In de tweede plaats kan de gemeente de loonkosten van werklozen die nog niet 'economisch rendabel' zijn tijdelijk subsidiëren. Tijdelijk, want deze subsidie heeft een doel: werknemers op termijn zelfstandig een inkomen te laten verdienen.
In de derde plaats kan de gemeente maatschappelijke nuttige en gewenste werkzaamheden inzetten als een arbeidsmarktinstrument. Bijvoorbeeld door werklozen voor maximaal twee jaar gesubsidieerd werkzaamheden te laten verrichten binnen de publieke sector. Dit is dan een onderdeel van een traject dat uiteindelijk op de reguliere arbeidsmarkt moet eindigen. Het bestand van werknemers die een gesubsidieerde baan vervullen is dan niet langer statisch, maar wordt gekenmerkt door doorstroming. Met hetzelfde geld worden dan meer mensen geholpen. En dat is winst.

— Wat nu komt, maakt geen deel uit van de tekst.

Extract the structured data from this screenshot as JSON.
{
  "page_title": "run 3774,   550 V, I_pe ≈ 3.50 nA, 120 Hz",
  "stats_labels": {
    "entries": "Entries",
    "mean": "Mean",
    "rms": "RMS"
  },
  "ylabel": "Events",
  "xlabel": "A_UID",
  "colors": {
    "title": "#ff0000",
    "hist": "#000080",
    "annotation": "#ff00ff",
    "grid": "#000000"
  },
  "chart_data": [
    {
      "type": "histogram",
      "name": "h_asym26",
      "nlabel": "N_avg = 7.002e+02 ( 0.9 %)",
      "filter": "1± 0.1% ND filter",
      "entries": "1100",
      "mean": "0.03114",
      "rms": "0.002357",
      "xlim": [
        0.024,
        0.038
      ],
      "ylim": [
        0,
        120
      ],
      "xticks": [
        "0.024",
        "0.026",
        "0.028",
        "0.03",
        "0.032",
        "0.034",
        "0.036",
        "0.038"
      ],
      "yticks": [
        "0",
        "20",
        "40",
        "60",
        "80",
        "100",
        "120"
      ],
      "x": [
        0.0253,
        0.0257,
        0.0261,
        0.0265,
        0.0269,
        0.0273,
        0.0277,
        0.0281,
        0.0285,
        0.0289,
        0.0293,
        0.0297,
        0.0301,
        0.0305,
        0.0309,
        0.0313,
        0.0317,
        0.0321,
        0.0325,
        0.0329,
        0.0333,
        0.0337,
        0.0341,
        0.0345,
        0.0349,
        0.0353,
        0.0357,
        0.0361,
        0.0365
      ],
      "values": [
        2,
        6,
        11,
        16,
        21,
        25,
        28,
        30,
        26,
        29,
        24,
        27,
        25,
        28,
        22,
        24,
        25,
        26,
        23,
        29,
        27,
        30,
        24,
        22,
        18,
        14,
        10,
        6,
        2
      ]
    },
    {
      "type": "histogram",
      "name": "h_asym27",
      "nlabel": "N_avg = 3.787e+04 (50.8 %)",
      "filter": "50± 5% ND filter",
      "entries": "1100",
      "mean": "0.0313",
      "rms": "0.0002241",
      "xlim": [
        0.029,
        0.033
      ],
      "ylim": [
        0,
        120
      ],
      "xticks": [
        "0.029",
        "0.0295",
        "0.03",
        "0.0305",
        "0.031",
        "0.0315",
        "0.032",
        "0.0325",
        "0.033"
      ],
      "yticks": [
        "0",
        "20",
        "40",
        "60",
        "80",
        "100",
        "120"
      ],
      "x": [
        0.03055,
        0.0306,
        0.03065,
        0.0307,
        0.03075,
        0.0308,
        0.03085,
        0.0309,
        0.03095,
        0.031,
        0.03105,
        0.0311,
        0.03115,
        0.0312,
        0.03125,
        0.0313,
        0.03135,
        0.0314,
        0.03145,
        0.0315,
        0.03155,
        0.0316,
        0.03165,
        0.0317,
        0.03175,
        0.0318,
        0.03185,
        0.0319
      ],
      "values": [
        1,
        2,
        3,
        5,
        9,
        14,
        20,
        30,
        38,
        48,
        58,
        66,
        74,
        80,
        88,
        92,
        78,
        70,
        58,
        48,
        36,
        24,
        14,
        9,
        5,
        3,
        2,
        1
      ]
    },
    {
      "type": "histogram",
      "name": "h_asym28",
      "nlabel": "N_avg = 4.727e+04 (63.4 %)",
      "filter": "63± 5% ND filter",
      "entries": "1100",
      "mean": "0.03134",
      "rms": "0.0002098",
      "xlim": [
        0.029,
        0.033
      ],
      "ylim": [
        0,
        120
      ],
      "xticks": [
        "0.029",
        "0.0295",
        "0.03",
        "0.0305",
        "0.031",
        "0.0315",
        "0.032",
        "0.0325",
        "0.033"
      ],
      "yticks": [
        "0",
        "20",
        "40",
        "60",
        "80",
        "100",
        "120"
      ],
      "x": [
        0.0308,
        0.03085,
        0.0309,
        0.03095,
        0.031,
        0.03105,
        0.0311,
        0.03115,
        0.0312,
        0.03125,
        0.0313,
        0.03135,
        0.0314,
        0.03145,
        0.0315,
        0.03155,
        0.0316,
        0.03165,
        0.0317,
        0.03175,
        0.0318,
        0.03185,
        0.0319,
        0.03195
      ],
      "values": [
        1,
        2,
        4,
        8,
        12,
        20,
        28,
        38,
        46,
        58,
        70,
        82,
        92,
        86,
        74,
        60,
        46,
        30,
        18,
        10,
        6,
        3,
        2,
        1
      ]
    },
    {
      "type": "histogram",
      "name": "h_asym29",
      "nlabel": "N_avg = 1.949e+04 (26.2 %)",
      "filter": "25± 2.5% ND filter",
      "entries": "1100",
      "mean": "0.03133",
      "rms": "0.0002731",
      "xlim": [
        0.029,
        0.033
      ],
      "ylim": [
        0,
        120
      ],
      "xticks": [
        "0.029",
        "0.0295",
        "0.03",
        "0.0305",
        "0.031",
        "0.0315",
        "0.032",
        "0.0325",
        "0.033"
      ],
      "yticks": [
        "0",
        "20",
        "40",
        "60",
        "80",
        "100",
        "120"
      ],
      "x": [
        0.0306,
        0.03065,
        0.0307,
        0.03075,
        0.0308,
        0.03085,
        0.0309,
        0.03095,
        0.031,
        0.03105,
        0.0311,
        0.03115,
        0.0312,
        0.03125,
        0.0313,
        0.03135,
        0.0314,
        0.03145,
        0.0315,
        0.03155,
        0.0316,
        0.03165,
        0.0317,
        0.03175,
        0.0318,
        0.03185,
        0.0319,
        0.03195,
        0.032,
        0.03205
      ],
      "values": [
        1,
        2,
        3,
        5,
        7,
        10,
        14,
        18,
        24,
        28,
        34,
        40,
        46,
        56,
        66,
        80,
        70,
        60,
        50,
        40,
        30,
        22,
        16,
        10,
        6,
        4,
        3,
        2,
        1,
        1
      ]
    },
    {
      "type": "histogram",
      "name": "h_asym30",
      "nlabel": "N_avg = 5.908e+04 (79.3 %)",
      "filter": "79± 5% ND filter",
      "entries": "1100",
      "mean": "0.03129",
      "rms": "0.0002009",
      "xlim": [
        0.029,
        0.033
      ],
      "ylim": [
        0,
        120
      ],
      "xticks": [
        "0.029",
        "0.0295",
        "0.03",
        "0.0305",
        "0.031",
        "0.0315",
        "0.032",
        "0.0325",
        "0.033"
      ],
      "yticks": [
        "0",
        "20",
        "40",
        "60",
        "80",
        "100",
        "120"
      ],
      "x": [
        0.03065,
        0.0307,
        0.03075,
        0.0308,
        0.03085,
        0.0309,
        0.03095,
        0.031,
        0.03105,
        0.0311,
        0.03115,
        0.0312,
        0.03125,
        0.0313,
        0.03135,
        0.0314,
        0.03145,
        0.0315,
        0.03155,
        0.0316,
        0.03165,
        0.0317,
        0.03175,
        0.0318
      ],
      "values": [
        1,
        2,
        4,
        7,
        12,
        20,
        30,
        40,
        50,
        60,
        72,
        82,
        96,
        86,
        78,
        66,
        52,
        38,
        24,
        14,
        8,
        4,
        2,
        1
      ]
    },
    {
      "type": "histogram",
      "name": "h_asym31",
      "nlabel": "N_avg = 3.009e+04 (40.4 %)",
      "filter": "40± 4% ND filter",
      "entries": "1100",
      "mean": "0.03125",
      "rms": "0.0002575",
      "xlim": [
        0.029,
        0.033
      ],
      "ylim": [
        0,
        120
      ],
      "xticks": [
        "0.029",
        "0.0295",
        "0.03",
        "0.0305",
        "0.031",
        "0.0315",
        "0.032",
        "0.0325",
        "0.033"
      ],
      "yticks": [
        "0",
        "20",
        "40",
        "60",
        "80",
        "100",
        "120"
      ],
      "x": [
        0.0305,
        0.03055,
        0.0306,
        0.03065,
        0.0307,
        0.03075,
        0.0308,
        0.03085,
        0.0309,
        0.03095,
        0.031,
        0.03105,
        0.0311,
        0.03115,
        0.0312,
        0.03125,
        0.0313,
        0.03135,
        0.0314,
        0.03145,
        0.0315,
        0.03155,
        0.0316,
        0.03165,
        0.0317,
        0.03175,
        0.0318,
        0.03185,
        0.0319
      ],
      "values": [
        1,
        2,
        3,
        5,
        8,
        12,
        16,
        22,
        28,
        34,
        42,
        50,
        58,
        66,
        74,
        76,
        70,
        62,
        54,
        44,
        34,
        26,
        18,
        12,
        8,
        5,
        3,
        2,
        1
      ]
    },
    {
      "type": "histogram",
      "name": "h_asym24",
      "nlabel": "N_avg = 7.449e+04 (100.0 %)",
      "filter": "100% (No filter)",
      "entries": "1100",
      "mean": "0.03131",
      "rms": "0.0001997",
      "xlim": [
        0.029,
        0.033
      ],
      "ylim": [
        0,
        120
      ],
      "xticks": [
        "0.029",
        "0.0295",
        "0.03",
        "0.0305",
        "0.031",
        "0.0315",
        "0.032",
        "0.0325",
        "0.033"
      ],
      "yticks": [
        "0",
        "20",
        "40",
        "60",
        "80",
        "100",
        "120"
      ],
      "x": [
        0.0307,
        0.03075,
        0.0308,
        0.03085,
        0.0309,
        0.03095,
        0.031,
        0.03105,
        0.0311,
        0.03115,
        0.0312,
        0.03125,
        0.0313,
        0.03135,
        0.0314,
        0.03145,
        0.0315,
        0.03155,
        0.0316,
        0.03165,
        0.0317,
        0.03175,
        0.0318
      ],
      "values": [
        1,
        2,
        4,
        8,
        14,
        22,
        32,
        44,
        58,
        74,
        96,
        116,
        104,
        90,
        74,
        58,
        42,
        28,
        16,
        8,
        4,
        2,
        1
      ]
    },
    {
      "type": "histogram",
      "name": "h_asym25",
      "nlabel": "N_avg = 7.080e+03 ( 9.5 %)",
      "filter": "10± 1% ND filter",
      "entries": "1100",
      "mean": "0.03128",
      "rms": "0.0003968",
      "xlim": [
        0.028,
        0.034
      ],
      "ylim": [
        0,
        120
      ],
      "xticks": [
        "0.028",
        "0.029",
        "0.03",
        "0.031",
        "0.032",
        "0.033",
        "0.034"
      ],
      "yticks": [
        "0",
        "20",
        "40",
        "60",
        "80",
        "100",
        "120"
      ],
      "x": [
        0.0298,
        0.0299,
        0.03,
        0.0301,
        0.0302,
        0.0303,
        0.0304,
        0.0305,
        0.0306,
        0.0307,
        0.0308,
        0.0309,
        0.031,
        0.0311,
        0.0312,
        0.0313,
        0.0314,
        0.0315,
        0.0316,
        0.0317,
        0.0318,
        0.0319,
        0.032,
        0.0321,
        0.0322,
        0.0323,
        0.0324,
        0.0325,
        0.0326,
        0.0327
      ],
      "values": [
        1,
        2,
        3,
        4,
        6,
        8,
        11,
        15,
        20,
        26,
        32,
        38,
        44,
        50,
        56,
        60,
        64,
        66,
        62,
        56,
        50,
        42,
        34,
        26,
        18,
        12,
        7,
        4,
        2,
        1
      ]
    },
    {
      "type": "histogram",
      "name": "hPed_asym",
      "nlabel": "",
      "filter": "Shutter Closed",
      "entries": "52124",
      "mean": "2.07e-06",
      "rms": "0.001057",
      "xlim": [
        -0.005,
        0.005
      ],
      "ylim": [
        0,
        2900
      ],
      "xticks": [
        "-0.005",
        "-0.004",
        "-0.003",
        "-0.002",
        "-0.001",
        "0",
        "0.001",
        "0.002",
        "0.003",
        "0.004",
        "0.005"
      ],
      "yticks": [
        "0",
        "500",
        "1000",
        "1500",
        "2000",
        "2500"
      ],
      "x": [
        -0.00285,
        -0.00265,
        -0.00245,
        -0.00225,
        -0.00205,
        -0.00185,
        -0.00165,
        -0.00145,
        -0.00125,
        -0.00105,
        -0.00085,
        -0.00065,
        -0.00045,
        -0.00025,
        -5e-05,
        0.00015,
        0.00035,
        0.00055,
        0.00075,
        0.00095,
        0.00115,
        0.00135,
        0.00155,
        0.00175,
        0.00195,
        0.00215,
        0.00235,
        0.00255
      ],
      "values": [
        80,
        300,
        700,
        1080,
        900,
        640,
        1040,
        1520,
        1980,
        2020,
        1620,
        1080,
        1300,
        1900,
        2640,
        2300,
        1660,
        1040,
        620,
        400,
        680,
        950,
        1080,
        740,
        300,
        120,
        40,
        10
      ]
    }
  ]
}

Voor mensen die redelijkerwijs nooit voor regulier werk in aanmerking komen moet onderzocht worden welke mogelijkheden er zijn om in de publieke sector blijvend werkzaamheden te verrichten met behoud van een uitkering. Het zou mooi zijn als ook aan hen een plek geboden wordt waarin ze zich voor de samenleving kunnen inzetten.

Tenslotte
Het arbeidsmarktbeleid van gemeenten moet erop gericht zijn zoveel mogelijk mensen zelfstandig een inkomen te bieden. Dat zal nooit voor iedereen lukken. Van werkgevers en  locale politici mag echter worden verwacht dat zij zich ervoor inzetten dat zoveel mogelijk mensen arbeidsvreugde beleven.

Door Bert Doek en Erik van Dijk, respectievelijk lid van het curatorium en medewerker van het wetenschappelijk instituut van de ChristenUnie.